Zip Beans ☕️| The Approach to Conversational AI for Early-Stage Teams
Conversational AI and Sales Enablement as a problem statement is what we are tackling at Zipteams. Getting started in the sphere of conversational intelligence poses some crucial roadblocks. The primary one, in our experience, was the sheer variety of data that flows into our systems.
Initially, we approached every use case from a perfectionist’s point of view. We started applying state-of-the-art algorithms and models to the entire bulk of calls taking place in our digital meeting rooms. We imagined that this would ensure that we let nothing slip through the cracks.
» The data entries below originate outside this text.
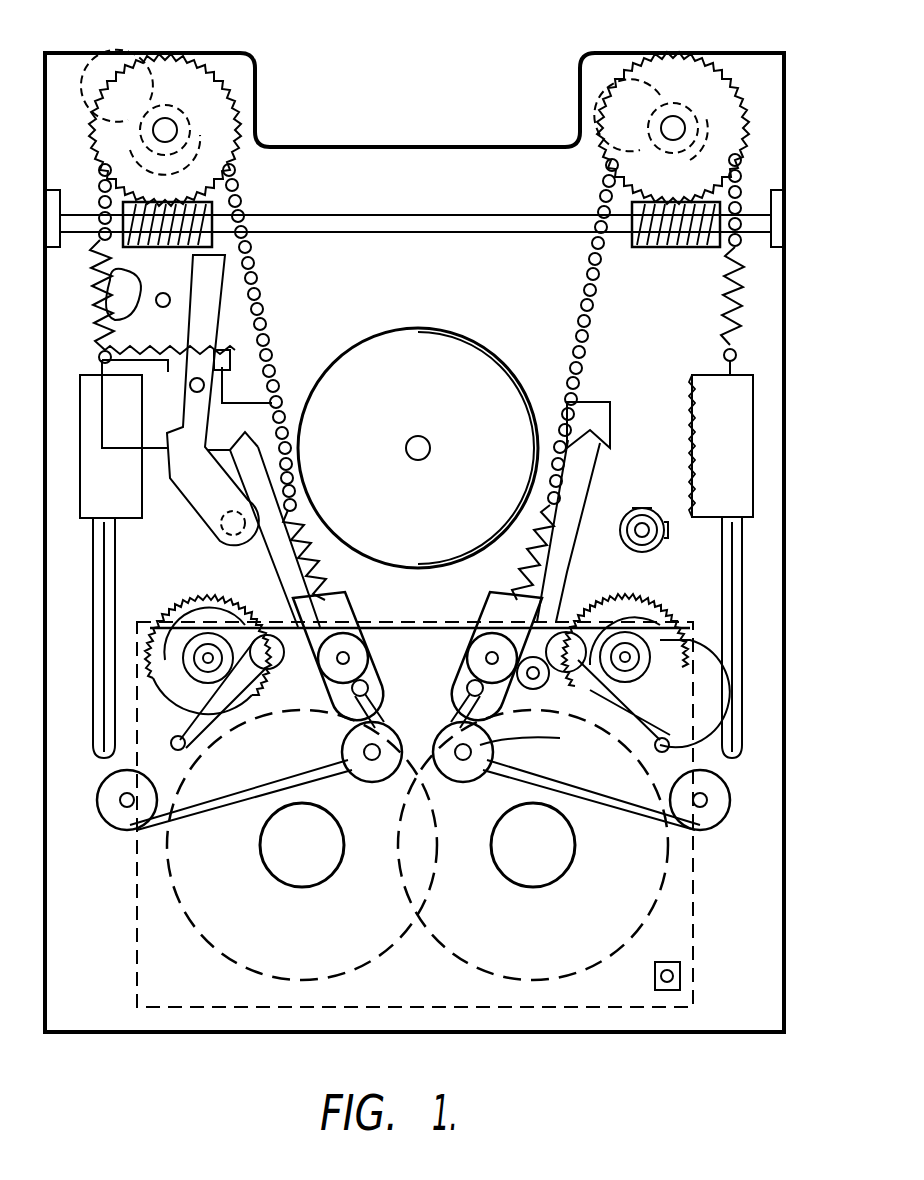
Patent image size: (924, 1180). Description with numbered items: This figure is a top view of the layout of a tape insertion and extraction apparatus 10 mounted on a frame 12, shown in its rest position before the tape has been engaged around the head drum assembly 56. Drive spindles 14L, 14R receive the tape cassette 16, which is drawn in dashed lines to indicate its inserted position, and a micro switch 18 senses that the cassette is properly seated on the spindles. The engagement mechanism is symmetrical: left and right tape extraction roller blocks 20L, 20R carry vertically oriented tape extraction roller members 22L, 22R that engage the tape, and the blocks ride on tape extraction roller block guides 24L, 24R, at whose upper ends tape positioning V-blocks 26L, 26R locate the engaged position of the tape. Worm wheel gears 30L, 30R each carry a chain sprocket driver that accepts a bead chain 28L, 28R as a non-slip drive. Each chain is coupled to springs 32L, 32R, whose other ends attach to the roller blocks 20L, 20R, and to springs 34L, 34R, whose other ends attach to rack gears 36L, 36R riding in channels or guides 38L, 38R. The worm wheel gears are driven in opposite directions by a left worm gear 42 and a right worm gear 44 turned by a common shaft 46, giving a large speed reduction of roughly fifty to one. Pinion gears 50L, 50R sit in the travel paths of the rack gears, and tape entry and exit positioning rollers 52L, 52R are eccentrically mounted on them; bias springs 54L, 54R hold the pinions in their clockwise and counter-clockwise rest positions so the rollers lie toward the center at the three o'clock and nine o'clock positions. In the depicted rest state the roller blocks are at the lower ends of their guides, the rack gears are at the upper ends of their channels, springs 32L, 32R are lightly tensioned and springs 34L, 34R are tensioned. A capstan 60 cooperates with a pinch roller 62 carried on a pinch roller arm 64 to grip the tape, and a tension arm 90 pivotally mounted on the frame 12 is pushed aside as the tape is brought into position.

The tape insertion and extraction apparatus 10 is at (420, 126).
The frame 12 is at (255, 53).
The left drive spindle 14L is at (295, 885).
The right drive spindle 14R is at (540, 885).
The tape cassette 16 is at (137, 964).
The micro switch 18 is at (680, 965).
The left tape extraction roller block 20L is at (370, 680).
The right tape extraction roller block 20R is at (460, 683).
The left tape extraction roller member 22L is at (360, 635).
The right tape extraction roller member 22R is at (475, 635).
The left tape extraction roller block guide 24L is at (255, 547).
The right tape extraction roller block guide 24R is at (580, 575).
The left tape positioning V-block 26L is at (255, 395).
The right tape positioning V-block 26R is at (590, 400).
The left bead chain 28L is at (256, 262).
The right bead chain 28R is at (590, 262).
The left worm wheel gear 30L is at (115, 70).
The right worm wheel gear 30R is at (643, 52).
The left spring 32L is at (318, 570).
The right spring 32R is at (520, 570).
The left spring 34L is at (100, 302).
The right spring 34R is at (720, 307).
The left rack gear 36L is at (130, 500).
The right rack gear 36R is at (742, 482).
The left channel or guide 38L is at (115, 560).
The right channel or guide 38R is at (722, 563).
The left worm gear 42 is at (212, 205).
The right worm gear 44 is at (672, 248).
The common shaft 46 is at (462, 213).
The left pinion gear 50L is at (258, 600).
The right pinion gear 50R is at (655, 592).
The left tape entry and exit positioning roller 52L is at (278, 665).
The right tape entry and exit positioning roller 52R is at (570, 600).
The left bias spring 54L is at (185, 748).
The right bias spring 54R is at (660, 750).
The head drum assembly 56 is at (448, 328).
The capstan 60 is at (660, 512).
The pinch roller 62 is at (530, 700).
The pinch roller arm 64 is at (700, 770).
The tension arm 90 is at (226, 305).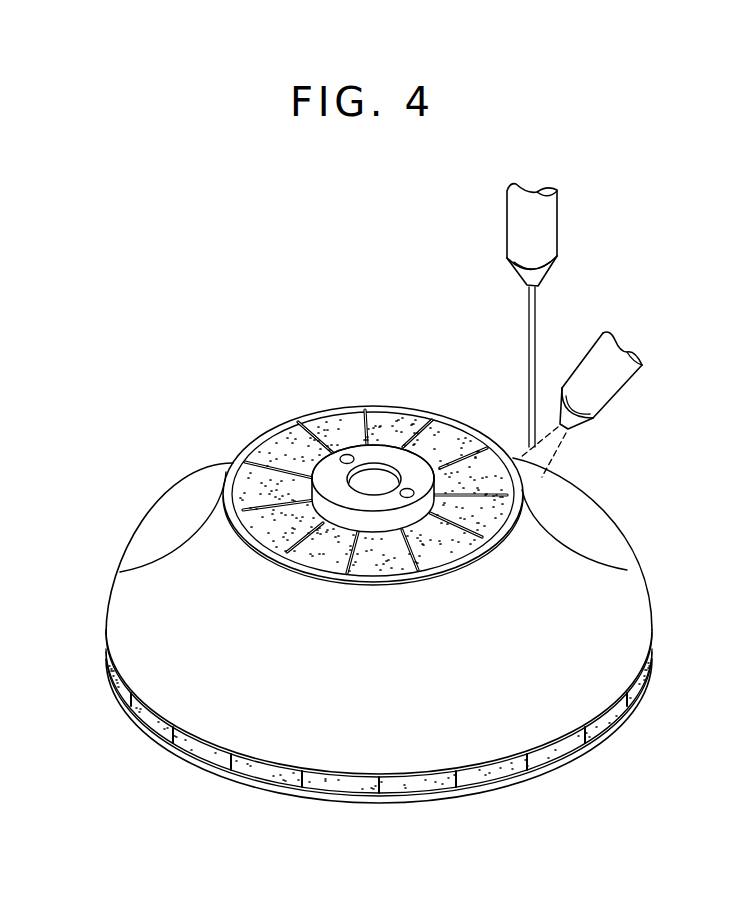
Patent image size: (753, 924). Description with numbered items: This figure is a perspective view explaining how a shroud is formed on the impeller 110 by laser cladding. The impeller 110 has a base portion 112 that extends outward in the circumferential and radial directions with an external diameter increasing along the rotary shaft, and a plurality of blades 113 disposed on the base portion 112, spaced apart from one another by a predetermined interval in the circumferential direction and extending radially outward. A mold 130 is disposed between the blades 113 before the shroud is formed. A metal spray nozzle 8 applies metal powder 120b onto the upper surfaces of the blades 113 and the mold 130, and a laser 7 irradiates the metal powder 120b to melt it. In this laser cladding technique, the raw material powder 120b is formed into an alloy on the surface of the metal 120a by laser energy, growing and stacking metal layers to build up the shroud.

The laser 7 is at (512, 228).
The metal spray nozzle 8 is at (620, 380).
The impeller 110 is at (351, 609).
The base portion 112 is at (192, 748).
The blades 113 is at (162, 723).
The metal 120a is at (135, 603).
The metal powder 120b is at (557, 452).
The mold 130 is at (597, 717).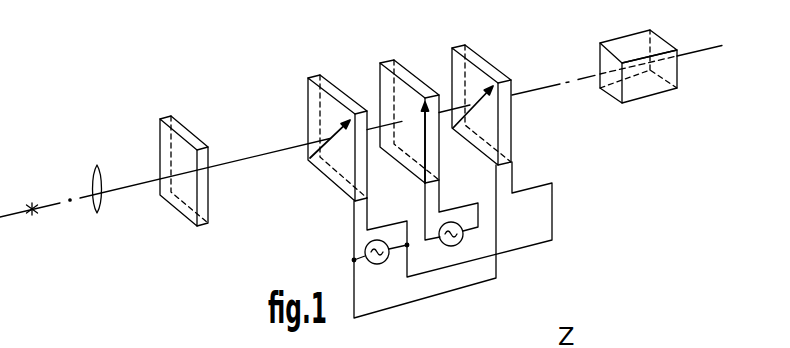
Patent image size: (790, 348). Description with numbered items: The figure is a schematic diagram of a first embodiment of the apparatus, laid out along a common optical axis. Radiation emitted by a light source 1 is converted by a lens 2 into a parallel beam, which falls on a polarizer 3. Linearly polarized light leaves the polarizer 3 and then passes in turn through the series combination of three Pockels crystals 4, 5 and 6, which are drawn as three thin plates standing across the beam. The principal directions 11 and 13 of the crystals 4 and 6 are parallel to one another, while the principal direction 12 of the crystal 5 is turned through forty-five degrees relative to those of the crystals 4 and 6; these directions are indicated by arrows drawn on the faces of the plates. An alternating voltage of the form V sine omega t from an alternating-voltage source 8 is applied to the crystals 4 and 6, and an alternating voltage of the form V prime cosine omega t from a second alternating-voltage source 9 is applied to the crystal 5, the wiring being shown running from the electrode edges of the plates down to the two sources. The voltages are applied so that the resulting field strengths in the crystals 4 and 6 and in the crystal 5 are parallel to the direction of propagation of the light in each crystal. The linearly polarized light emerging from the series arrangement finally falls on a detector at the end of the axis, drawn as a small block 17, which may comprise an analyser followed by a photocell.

The light source 1 is at (33, 215).
The lens 2 is at (93, 214).
The polarizer 3 is at (173, 211).
The Pockels crystal 4 is at (327, 183).
The Pockels crystal 5 is at (410, 172).
The Pockels crystal 6 is at (483, 154).
The alternating-voltage source 8 is at (377, 265).
The alternating-voltage source 9 is at (442, 244).
The principal direction 11 is at (340, 138).
The principal direction 12 is at (428, 145).
The principal direction 13 is at (470, 106).
The detector 17 is at (657, 94).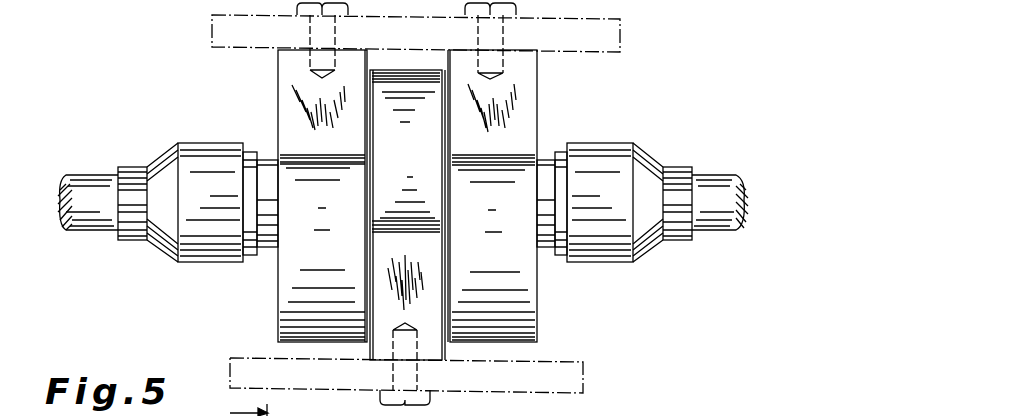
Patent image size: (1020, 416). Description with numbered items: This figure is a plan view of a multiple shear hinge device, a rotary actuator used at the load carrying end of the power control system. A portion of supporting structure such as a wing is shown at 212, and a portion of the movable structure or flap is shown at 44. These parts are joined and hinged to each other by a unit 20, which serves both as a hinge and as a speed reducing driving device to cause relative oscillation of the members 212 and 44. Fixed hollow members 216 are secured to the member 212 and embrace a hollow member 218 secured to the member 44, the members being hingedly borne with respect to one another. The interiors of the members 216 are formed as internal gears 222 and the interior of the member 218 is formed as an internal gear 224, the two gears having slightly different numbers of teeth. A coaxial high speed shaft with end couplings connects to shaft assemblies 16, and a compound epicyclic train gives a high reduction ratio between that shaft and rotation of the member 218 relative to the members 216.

The shaft assemblies 16 is at (86, 244).
The unit 20 is at (554, 137).
The movable structure or flap 44 is at (585, 371).
The supporting structure 212 is at (622, 43).
The fixed hollow members 216 is at (278, 103).
The hollow member 218 is at (442, 148).
The internal gears 222 is at (328, 209).
The internal gear 224 is at (405, 369).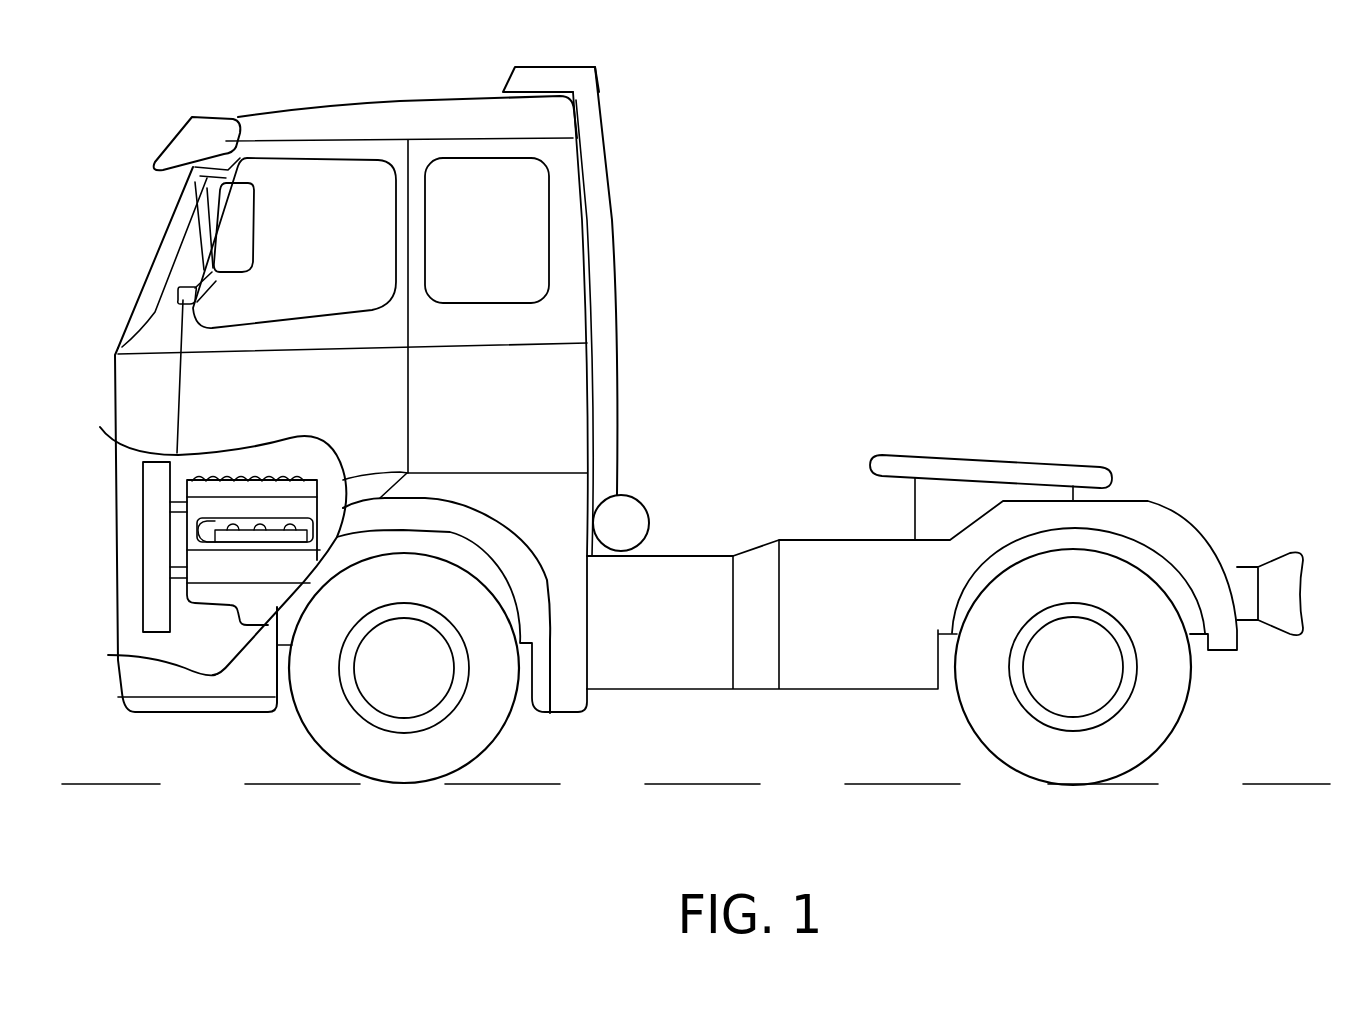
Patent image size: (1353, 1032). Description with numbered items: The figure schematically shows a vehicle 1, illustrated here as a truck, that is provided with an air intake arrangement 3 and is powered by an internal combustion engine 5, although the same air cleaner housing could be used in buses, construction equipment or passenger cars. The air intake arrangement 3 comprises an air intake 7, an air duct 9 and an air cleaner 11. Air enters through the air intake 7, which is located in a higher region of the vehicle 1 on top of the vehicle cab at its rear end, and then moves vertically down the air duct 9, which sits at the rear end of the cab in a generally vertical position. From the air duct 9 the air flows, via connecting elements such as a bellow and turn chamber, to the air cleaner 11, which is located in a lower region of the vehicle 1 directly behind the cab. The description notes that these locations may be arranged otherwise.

The vehicle 1 is at (826, 114).
The air intake arrangement 3 is at (633, 135).
The internal combustion engine 5 is at (233, 563).
The air intake 7 is at (520, 80).
The air duct 9 is at (602, 278).
The air cleaner 11 is at (620, 523).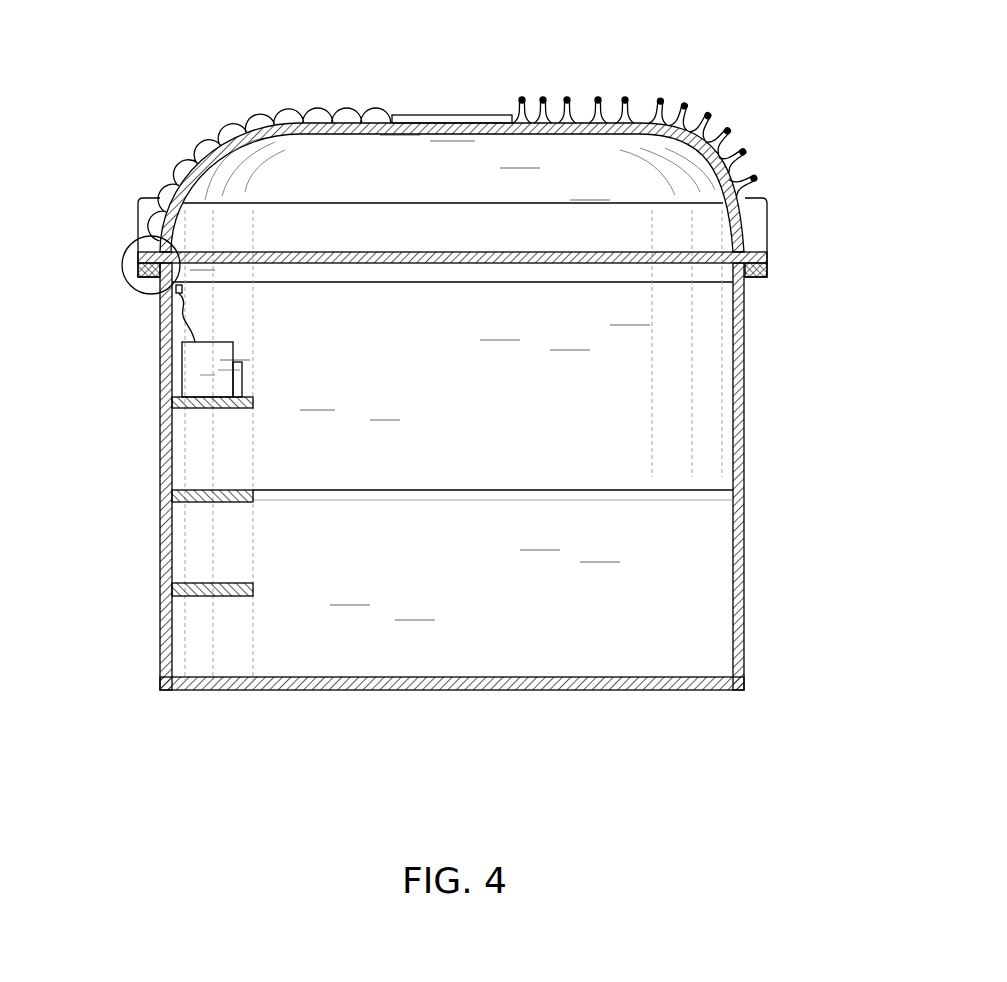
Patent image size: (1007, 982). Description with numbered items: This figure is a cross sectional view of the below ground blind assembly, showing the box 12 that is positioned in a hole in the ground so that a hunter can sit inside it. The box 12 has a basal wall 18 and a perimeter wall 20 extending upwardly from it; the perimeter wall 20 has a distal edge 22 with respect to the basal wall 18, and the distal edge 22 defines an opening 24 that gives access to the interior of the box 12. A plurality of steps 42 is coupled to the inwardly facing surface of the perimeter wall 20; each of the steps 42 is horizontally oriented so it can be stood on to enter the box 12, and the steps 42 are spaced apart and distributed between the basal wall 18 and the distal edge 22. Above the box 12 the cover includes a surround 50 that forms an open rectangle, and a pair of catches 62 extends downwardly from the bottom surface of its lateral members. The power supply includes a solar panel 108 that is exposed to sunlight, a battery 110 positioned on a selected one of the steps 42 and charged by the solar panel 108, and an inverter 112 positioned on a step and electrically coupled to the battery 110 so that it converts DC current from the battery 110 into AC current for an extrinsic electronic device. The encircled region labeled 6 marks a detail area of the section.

This posed 3 major issues:
1. Risk of a very high spend when using some off-the-shelf models for various downstream inference tasks
2. Handling noise and edge cases was difficult in situations where we had to build models from scratch because a significantly larger training dataset (with negative sampling) was required
3. Long Inference time in certain use cases
We realized that most of the insights or information worth indexing came from a tiny subset of a conversation when compared to the entire duration of the call. Therefore, we adopted a different processing style to combat the issues we faced above.
1. We built a lightweight monitoring engine that focuses on quickly (read: VERY quickly) identifying “interesting” moments from a call in real-time. We do this with a combination of age-old techniques (E.g. Regex, NER, tokenization, POS tagging, etc.) as well as some low-latency inference models deployed at the nodes through which the call session is being managed i.e. the audio-video bridges.
2. Once an “interesting” moment is captured, we asynchronously push it to our secondary inference layer that hosts some larger use-case-specific high-latency models, which weed out the false positives.
This approach has now put us in a position to tackle some complex use cases in real time and have the analysis ready without any post-processing requirements.
Although this AI engineering paradigm has existed for a while, we’re seeing the vast potential for its use in the conversational AI space, especially in some high-cost processing stages, such as speech-to-text engines.